View Full Version : New Zealand as a convict colony


Xylene
06-21-05, 12:15 AM
Here's a question--how did New Zealand end up being used as a convict colony, :confused: as mentioned in Star Trek Voyager, where Matthew aris was picked up from NZ by the Voyager crew?

Koyaanisqatsi
06-21-05, 12:45 AM
It wasn't. You watch too much tv.

New Zealand was never intended to be a convict colony as Australia was used. There were some sent there, but only a couple of shiploads made up of young boys from England - the "Parkhurst boys". Public outcry from New Zealand, which had been promised that no convicts would be sent there, forbade any further shipments.
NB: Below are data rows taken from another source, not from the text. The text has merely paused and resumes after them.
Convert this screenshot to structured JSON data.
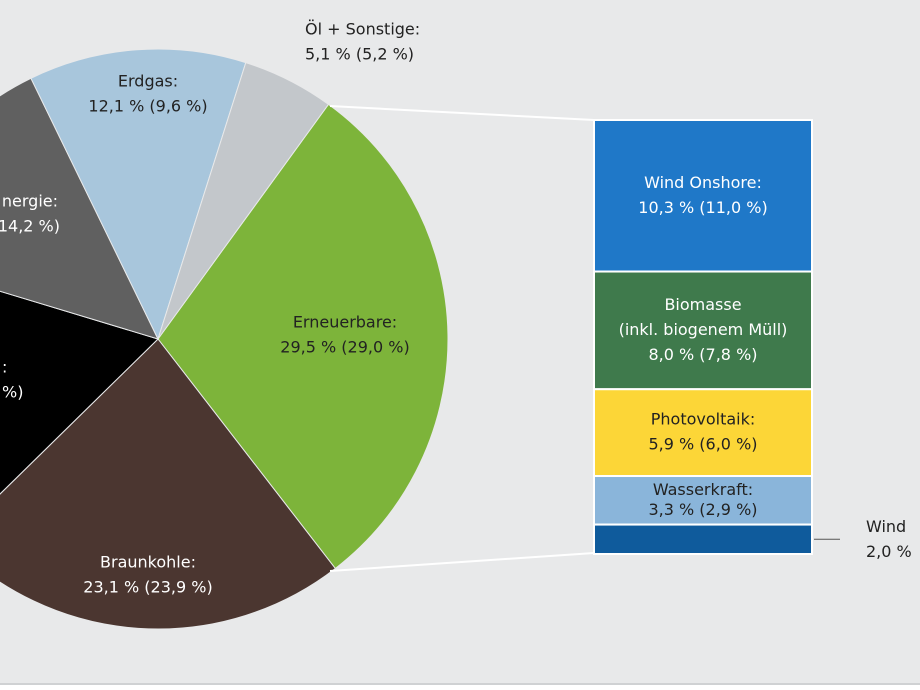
{
  "chart_data": [
    {
      "type": "pie",
      "values": [
        29.5,
        23.1,
        17.0,
        13.1,
        12.1,
        5.1
      ],
      "colors": [
        "#7db43a",
        "#4b3630",
        "#000000",
        "#606060",
        "#a8c6dc",
        "#c3c7cb"
      ],
      "label_lines": [
        [
          "Erneuerbare:",
          "29,5 % (29,0 %)"
        ],
        [
          "Braunkohle:",
          "23,1 % (23,9 %)"
        ],
        [
          ":",
          "%)"
        ],
        [
          "nergie:",
          "14,2 %)"
        ],
        [
          "Erdgas:",
          "12,1 % (9,6 %)"
        ],
        [
          "Öl + Sonstige:",
          "5,1 % (5,2 %)"
        ]
      ]
    },
    {
      "type": "stacked_bar",
      "values": [
        10.3,
        8.0,
        5.9,
        3.3,
        2.0
      ],
      "colors": [
        "#1f78c8",
        "#3f7a4c",
        "#fcd637",
        "#8ab5da",
        "#0f5b9c"
      ],
      "label_lines": [
        [
          "Wind Onshore:",
          "10,3 % (11,0 %)"
        ],
        [
          "Biomasse",
          "(inkl. biogenem Müll)",
          "8,0 % (7,8 %)"
        ],
        [
          "Photovoltaik:",
          "5,9 % (6,0 %)"
        ],
        [
          "Wasserkraft:",
          "3,3 % (2,9 %)"
        ],
        [
          "Wind",
          "2,0 %"
        ]
      ]
    }
  ]
}
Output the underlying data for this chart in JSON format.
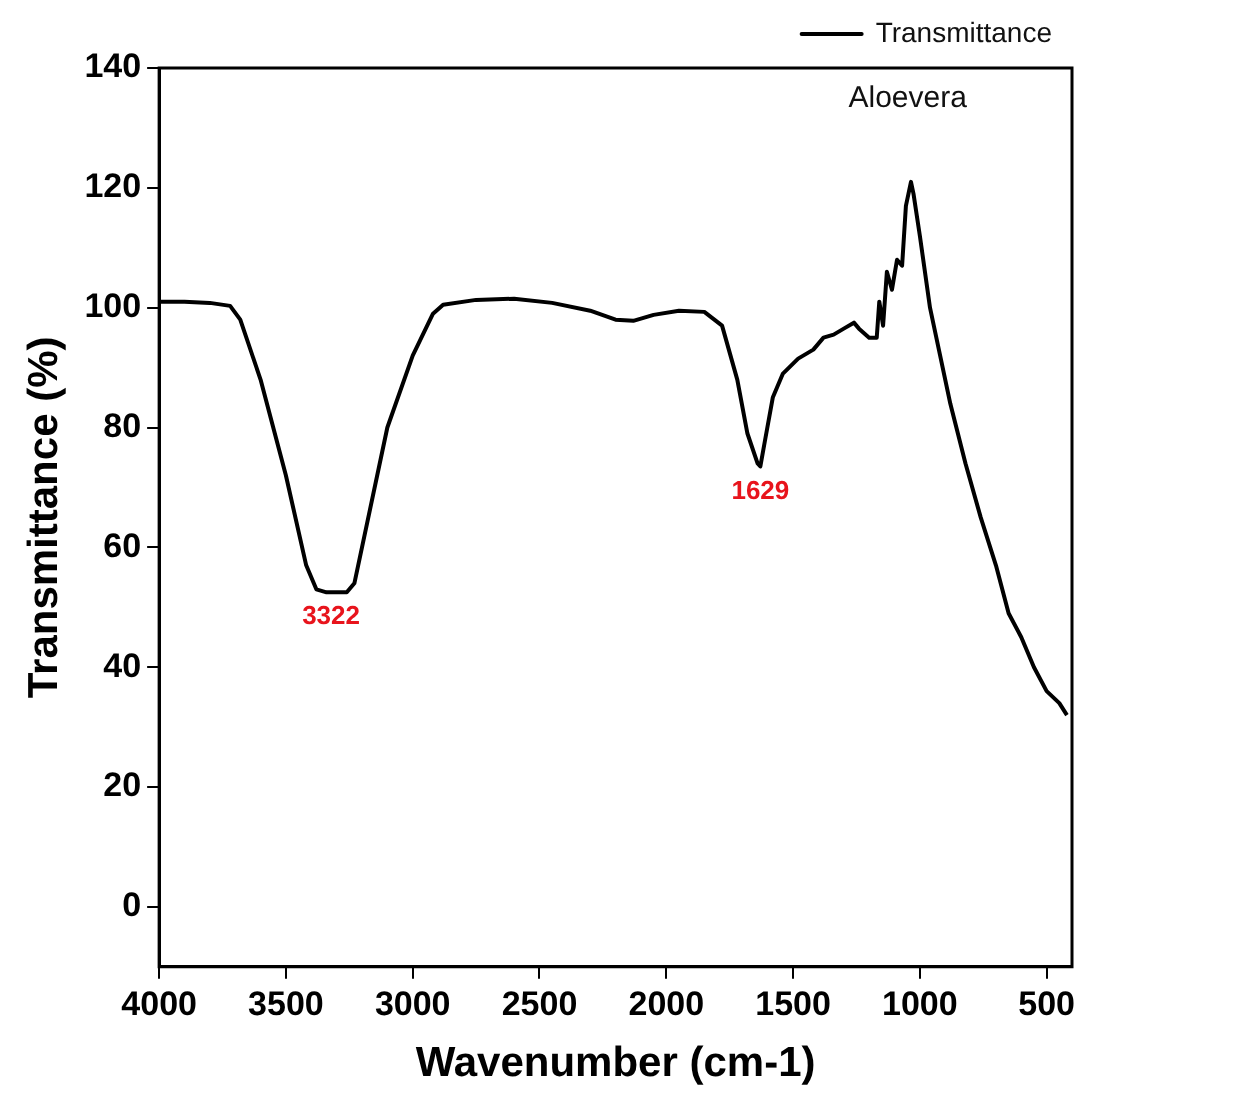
{
  "chart_data": {
    "type": "line",
    "xlabel": "Wavenumber (cm-1)",
    "ylabel": "Transmittance (%)",
    "xlim": [
      4000,
      400
    ],
    "xticks": [
      4000,
      3500,
      3000,
      2500,
      2000,
      1500,
      1000,
      500
    ],
    "ylim": [
      -10,
      140
    ],
    "yticks": [
      0,
      20,
      40,
      60,
      80,
      100,
      120,
      140
    ],
    "grid": false,
    "legend": "top right",
    "marker": "none",
    "line_style": "solid",
    "annotations": [
      "Aloevera",
      {
        "text": "3322",
        "x": 3322,
        "y": 52.5
      },
      {
        "text": "1629",
        "x": 1629,
        "y": 73.5
      }
    ],
    "series": [
      {
        "name": "Transmittance",
        "color": "#000000",
        "x": [
          4000,
          3900,
          3800,
          3720,
          3680,
          3600,
          3500,
          3420,
          3380,
          3340,
          3260,
          3230,
          3180,
          3100,
          3000,
          2920,
          2880,
          2750,
          2600,
          2450,
          2300,
          2200,
          2130,
          2050,
          1950,
          1850,
          1780,
          1720,
          1680,
          1640,
          1629,
          1610,
          1580,
          1540,
          1480,
          1420,
          1380,
          1340,
          1300,
          1260,
          1240,
          1200,
          1170,
          1160,
          1145,
          1130,
          1110,
          1090,
          1070,
          1055,
          1045,
          1035,
          1025,
          1000,
          960,
          920,
          880,
          820,
          760,
          700,
          650,
          600,
          550,
          500,
          450,
          420
        ],
        "values": [
          101,
          101,
          100.8,
          100.3,
          98,
          88,
          72,
          57,
          53,
          52.5,
          52.5,
          54,
          64,
          80,
          92,
          99,
          100.5,
          101.3,
          101.5,
          100.8,
          99.5,
          98,
          97.8,
          98.8,
          99.5,
          99.3,
          97,
          88,
          79,
          74,
          73.5,
          78,
          85,
          89,
          91.5,
          93,
          95,
          95.5,
          96.5,
          97.5,
          96.5,
          95,
          95,
          101,
          97,
          106,
          103,
          108,
          107,
          117,
          119,
          121,
          119,
          112,
          100,
          92,
          84,
          74,
          65,
          57,
          49,
          45,
          40,
          36,
          34,
          32
        ]
      }
    ]
  }
}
The south island of New Zealand was almost a French colony. The first British settlers on the south island only beat the French to it by a few months - in fact the French ships carrying their intended settlers were en route prior to the first white settlement of the south island.

Xylene
06-21-05, 01:04 AM
That's not quite what I meant, Koyanisquatsi; I know New Zealand isn't a convict colony at the present time, 'cos I live here. What the Star Trek Voyager story line suggests is that some time in the 21st Century or thereafter, NZ becomes a convict colony, which is why Matthew Paris was sent there, and subsequently picked up by Janeway et. al. What I'm asking is, how did New Zealand (according the STV people) become a convict colony, 'cos it's never explained. It could be a whole new story-line.

Koyaanisqatsi
06-21-05, 01:11 AM
Oh.
Thats what I get for not paying attention to which subforum I'm in.

CounslerCoffee
06-21-05, 11:18 PM
Xylene:
It's Tom Paris. Not Matthew Paris.

I think because it's a large land mass that is easily isolated from society. Maybe the island contains some sort of ore that makes it impossible to gain a sensor or transporter lock?

Or maybe, after the Bell riots (That were shown on DS9) the world government had to move convicts and other ordinary citizens to a place that seemed convenient. Maybe there were more walled up cities in NZ than any other place?

Xylene
06-22-05, 01:42 AM
Xylene:
It's Tom Paris. Not Matthew Paris.

I think because it's a large land mass that is easily isolated from society. Maybe the island contains some sort of ore that makes it impossible to gain a sensor or transporter lock?

Or maybe, after the Bell riots (That were shown on DS9) the world government had to move convicts and other ordinary citizens to a place that seemed convenient. Maybe there were more walled up cities in NZ than any other place?

Thanks for the correction on the name, Counseler; actually, I think I can go some way to answering my own question, once I actually start thinking for a change. Back in '91 I was doing an Earth Science course thru Waikato University, and we did a field trip down to Hamilton (home-base of WU) to have a look at some of the volcanology of the central North Island--the Taupo Volcanic Zone or TVZ for short. While we were at Waikato University I got talking to the head of the Earth Sciences Department, and he told me that the really dangerous volcanoes were the rhyolitic ones, because their lava was so rich with silica. What the silica does is stiffen up the lava, so it becomes very viscous. Its viscosity is so extreme that the largest rhyolitic volcanoes don't form cones at all, they just blow enormous holes in the ground--and I do mean big holes--they can only be seen in their entirity from an arial flyover. He told me that there is an early warning indicator for when one of these beasts is going to go off. About one hundred and fifty years before a major rhyolitic eruption, there is a 'throat clearing' eruption, as he termed it, which inevitably produces basaltic lava. The last time this happened was June 10th 1886, when Mount Tarawera blew its top. Tarawera is part of the Okataina caldera, which includes several active vents in the Inland Bay of Plenty area. He said that the major rhyolitic eruption was expected (at that time, 1991) in about 45 years time. BY 2036, the 150 year time-limit will run out. He said that the eruption could be expected in that decade, and said further that it would be of the same magnitude as the eruption of Lake Taupo in 232 AD--i.e. about 100 km3 of ash being released in one blast. That would cover the whole North Island and the top half of the South Island with ash, and cause the inevitable evacuation of the North Island. If there was ever a place you would thereafter establish a convict colony, the North Island would the place--and I guess with all those clouds of volcanic ash swirling around every time the wind blew, transporting someone through that haze would be pretty difficult.